J’ai baigné dans les revendications depuis mon adolescence. À ce moment-là, le monde mélanésien avait une revendication identitaire qu’on appelait le “réveil Kanak”, avec le retour des premiers étudiants Kanak de métropole. Mon oncle Nidoish Naisseline, fondateur des Foulards rouges, en faisait partie. Dans les années 1950, ma mère avait quitté Maré pour travailler comme femme de ménage à Nouméa. Nous vivions dans le quartier de la Vallée-des-Colons, où les gens de Maré s’étaient rassemblés. C’est là que se déroulaient les réunions des Foulards rouges. J’étais en arrière-plan, spectatrice. J’étais très admirative de femmes comme Déwé Gorodé, une des premières “ féministes ” Kanak, qui scandaient : « pas de libération Kanak sans libération des femmes ! ». J’ai réalisé que c’était possible, pour les femmes Kanak, d’exprimer des idées d’égalité sociale. Ces idées nouvelles et porteuses de changement m’ont beaucoup intéressée. J’avais déjà en moi un sentiment de révolte, compte tenu de nos conditions de vie difficiles…

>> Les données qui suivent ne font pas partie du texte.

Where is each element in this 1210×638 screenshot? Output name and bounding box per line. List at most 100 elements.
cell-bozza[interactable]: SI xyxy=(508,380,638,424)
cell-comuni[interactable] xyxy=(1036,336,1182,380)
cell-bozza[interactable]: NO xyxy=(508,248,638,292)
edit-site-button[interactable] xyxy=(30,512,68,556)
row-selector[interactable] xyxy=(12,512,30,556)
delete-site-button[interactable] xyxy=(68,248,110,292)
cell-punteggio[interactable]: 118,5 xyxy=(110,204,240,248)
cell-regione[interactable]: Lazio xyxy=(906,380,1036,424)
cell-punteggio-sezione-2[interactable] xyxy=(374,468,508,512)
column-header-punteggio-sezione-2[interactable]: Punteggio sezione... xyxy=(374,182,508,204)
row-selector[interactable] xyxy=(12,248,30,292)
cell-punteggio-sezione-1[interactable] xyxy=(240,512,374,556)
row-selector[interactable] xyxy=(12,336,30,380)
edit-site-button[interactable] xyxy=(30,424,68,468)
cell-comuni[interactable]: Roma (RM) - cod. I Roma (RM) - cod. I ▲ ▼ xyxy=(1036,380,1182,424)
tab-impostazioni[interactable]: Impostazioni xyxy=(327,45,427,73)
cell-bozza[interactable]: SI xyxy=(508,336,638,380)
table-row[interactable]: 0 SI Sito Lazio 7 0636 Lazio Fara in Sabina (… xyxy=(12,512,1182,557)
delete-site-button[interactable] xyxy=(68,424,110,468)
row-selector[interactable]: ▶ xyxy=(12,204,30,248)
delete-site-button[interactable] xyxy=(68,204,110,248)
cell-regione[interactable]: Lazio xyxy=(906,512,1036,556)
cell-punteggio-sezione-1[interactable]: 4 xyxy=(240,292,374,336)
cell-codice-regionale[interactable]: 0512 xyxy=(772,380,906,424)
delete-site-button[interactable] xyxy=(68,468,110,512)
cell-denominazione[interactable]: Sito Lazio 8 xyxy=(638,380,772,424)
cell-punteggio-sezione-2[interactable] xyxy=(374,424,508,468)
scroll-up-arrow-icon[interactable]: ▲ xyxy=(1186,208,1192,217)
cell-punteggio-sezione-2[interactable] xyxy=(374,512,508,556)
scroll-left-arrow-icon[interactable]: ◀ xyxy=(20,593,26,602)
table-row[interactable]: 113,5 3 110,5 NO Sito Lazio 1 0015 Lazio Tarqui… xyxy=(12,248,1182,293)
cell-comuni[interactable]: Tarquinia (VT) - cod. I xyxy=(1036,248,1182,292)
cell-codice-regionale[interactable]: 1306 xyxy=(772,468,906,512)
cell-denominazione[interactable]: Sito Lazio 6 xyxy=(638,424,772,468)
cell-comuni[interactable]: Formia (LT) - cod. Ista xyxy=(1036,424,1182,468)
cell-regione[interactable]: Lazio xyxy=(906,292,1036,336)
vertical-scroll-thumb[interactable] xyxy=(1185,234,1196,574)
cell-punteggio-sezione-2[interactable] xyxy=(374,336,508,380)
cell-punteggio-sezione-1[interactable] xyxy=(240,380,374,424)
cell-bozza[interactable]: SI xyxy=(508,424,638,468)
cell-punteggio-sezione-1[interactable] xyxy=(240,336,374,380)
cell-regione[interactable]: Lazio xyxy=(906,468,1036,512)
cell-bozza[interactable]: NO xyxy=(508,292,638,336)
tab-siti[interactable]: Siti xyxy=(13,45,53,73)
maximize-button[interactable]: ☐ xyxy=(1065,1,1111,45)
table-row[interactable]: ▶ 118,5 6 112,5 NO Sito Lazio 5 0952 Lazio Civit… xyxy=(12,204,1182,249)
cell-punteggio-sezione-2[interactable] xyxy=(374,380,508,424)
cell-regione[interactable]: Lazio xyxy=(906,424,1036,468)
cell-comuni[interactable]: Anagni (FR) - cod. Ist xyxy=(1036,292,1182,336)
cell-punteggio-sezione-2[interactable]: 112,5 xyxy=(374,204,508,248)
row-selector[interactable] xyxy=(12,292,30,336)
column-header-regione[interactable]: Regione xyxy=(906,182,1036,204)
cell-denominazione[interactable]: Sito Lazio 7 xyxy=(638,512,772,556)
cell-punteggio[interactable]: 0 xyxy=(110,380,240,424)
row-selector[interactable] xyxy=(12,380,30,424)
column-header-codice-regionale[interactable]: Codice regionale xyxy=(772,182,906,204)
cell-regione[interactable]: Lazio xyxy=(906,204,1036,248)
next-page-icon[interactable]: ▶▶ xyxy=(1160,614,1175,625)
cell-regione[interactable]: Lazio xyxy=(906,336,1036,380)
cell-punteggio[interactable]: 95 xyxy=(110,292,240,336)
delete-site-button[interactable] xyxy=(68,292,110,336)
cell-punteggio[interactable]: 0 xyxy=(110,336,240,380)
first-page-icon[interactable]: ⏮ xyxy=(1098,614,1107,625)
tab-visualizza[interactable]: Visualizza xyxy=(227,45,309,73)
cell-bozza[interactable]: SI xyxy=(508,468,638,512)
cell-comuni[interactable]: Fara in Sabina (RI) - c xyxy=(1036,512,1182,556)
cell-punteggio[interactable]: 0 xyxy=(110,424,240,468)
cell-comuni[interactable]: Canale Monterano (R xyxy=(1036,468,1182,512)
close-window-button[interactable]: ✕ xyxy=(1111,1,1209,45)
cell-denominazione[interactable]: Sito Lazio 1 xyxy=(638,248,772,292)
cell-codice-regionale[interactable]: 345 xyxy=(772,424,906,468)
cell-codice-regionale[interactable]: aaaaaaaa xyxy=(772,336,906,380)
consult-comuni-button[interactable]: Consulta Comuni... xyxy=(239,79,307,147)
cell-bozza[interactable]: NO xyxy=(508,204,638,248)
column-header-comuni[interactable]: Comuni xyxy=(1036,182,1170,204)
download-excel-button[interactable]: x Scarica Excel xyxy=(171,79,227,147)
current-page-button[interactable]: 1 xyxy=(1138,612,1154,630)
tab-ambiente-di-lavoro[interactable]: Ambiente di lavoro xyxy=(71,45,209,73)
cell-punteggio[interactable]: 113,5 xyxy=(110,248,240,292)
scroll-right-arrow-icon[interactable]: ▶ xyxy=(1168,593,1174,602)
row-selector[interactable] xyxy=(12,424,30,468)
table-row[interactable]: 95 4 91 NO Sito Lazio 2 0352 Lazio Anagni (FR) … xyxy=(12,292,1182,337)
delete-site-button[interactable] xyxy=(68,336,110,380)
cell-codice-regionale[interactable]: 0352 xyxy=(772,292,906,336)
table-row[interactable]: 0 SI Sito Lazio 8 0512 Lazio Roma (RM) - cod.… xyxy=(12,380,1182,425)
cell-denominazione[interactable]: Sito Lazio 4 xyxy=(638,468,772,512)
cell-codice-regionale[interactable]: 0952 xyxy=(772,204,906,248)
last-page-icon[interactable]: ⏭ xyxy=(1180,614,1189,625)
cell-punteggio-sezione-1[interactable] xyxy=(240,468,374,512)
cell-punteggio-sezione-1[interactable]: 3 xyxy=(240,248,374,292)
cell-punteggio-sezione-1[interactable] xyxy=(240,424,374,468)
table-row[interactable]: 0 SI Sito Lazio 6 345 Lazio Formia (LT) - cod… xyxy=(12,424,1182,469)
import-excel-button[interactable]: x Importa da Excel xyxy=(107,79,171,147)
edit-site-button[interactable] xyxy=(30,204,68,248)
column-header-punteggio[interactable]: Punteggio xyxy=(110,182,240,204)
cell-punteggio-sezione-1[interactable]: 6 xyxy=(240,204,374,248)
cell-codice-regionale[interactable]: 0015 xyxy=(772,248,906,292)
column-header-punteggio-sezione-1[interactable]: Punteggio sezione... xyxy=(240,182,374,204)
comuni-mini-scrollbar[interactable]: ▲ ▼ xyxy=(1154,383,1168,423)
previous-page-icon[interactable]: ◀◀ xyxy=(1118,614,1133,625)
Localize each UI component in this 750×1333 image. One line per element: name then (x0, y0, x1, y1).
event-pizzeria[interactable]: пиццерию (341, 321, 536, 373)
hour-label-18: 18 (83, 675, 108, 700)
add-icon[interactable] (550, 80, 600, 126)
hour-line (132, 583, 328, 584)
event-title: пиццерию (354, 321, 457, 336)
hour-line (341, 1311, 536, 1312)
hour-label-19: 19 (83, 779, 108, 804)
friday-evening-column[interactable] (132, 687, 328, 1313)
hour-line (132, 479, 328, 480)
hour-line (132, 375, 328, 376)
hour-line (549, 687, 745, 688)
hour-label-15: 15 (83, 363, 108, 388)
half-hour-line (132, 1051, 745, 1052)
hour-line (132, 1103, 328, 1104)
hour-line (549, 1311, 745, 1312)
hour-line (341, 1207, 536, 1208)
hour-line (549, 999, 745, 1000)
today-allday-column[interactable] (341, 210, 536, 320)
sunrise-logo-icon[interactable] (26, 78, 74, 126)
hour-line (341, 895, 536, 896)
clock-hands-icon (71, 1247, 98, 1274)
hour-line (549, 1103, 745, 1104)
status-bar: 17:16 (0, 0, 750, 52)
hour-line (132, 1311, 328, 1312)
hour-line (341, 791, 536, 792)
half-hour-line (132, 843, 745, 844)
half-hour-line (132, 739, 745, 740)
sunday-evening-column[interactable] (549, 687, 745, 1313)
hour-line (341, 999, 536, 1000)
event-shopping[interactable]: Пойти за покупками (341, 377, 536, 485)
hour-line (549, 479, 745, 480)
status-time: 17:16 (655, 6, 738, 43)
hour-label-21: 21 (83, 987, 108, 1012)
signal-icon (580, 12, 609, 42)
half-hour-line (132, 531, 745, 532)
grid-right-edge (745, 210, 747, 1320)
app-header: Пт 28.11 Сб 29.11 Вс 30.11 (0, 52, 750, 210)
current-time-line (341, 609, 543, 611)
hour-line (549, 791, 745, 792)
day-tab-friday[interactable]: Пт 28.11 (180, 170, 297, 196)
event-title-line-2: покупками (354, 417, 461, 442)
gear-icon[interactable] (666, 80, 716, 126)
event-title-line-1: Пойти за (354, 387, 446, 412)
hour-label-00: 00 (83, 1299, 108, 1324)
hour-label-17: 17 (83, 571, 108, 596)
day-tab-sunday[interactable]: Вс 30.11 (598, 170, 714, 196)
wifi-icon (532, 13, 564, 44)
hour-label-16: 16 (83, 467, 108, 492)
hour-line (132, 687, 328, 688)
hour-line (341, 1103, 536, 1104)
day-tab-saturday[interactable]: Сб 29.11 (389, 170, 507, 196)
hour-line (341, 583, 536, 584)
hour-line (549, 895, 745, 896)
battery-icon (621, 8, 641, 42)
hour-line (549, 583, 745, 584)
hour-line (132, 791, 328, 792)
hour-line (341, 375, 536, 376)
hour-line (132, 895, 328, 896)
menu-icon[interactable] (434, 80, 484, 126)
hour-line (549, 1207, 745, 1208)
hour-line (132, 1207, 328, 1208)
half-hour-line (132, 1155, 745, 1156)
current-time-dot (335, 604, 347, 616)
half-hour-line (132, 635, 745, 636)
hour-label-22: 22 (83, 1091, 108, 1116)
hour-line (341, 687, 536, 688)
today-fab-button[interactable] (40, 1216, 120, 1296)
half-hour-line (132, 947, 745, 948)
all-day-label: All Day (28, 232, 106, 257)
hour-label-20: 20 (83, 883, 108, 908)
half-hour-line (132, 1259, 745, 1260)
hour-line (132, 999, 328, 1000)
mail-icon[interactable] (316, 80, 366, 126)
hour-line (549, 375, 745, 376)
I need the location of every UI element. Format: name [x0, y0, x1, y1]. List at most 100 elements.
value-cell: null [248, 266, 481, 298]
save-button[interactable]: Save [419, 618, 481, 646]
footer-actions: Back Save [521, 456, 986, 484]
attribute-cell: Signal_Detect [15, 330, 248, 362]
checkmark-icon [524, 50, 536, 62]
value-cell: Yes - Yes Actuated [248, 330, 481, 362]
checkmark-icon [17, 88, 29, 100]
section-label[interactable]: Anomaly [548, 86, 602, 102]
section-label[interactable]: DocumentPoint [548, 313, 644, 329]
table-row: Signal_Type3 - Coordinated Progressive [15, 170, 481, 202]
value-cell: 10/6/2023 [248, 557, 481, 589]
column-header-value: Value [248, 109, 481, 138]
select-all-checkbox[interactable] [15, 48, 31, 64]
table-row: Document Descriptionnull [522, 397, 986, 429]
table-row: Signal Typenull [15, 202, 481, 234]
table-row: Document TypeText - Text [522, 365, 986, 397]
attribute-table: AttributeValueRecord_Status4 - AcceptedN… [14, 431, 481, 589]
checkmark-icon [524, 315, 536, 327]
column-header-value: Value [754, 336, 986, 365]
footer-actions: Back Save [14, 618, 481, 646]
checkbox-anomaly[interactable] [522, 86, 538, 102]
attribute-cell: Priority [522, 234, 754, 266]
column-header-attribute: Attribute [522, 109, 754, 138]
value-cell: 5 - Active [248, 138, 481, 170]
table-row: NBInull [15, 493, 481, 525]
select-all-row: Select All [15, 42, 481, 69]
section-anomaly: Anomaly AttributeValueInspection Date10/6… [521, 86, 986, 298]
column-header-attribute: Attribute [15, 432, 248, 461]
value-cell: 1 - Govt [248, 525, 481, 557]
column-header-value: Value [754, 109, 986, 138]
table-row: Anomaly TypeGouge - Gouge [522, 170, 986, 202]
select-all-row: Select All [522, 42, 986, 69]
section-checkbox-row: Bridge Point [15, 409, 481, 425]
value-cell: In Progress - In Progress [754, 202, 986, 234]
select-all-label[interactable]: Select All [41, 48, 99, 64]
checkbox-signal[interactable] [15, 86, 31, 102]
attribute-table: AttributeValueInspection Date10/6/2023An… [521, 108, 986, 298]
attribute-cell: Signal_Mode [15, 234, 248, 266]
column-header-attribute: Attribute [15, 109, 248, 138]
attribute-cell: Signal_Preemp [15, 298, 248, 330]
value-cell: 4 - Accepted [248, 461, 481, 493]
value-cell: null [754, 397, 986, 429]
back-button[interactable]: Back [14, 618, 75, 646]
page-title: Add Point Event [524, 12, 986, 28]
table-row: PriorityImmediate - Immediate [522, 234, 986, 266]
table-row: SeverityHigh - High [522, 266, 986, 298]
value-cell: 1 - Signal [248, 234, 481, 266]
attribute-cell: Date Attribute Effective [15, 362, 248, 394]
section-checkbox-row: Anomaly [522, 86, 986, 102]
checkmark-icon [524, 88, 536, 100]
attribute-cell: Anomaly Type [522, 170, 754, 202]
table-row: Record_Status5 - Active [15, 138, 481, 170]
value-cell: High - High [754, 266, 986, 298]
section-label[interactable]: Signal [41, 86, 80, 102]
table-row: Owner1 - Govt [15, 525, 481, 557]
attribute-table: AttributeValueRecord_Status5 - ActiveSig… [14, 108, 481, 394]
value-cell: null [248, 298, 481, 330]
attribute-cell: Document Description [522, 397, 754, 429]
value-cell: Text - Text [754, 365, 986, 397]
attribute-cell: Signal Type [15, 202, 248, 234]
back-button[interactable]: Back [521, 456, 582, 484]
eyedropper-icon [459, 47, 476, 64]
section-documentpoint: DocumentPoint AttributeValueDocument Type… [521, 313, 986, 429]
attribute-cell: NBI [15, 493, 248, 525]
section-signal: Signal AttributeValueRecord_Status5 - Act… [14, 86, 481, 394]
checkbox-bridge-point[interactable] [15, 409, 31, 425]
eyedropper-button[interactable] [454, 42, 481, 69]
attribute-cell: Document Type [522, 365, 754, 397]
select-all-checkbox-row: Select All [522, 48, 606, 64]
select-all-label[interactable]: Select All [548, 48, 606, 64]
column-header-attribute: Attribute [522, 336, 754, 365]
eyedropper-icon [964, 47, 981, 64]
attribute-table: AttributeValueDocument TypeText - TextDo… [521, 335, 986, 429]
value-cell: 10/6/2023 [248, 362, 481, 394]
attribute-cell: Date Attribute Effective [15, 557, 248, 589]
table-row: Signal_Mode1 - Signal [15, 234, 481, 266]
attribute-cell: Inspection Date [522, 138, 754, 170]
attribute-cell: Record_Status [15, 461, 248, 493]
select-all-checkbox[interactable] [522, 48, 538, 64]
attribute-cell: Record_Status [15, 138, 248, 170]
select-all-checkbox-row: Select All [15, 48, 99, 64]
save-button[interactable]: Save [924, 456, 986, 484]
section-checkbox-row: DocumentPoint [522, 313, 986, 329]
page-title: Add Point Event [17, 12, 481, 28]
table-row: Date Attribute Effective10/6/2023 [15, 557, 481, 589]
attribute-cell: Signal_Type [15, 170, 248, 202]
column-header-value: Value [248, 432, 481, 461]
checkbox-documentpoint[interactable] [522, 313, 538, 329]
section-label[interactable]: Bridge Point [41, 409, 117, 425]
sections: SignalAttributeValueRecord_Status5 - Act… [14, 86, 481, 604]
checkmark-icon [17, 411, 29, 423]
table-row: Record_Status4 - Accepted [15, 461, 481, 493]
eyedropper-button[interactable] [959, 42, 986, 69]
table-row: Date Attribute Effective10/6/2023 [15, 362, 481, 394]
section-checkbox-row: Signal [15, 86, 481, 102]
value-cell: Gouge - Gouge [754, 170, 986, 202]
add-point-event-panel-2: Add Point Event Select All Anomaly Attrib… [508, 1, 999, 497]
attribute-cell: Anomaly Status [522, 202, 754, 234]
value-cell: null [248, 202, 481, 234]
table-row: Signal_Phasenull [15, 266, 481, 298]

Comment ce sentiment a-t-il évolué par la suite ?
Il s’est manifesté dans le syndicalisme, avec mon adhésion à l’USTKE (Union syndicale des travailleurs Kanak et des exploités). Dans les années 1980, j’étais employée de banque et secrétaire du Comité d’entreprise. J’ai ainsi participé à revendiquer certains droits. Il y avait des problèmes sociaux et on a fait fermer la banque pour protester contre des restructurations. On s’est retrouvés mis à pied, car on avait cadenassé les locaux… Plus tard, vers 1994, je suis entrée en politique. J’ai cessé de suivre le grand chef Naisseline et le LKS (Libération Kanak socialiste) pour prendre ma carte de l’Union calédonienne. On a créé une section de base surnommée “ White Spirit ” car il y avait pas mal d’Européens, dont mon mari. Il y avait aussi des femmes comme Christine Duparc, Marie-Paule Tourte ou encore Brigitte Whaap, aujourd’hui journaliste.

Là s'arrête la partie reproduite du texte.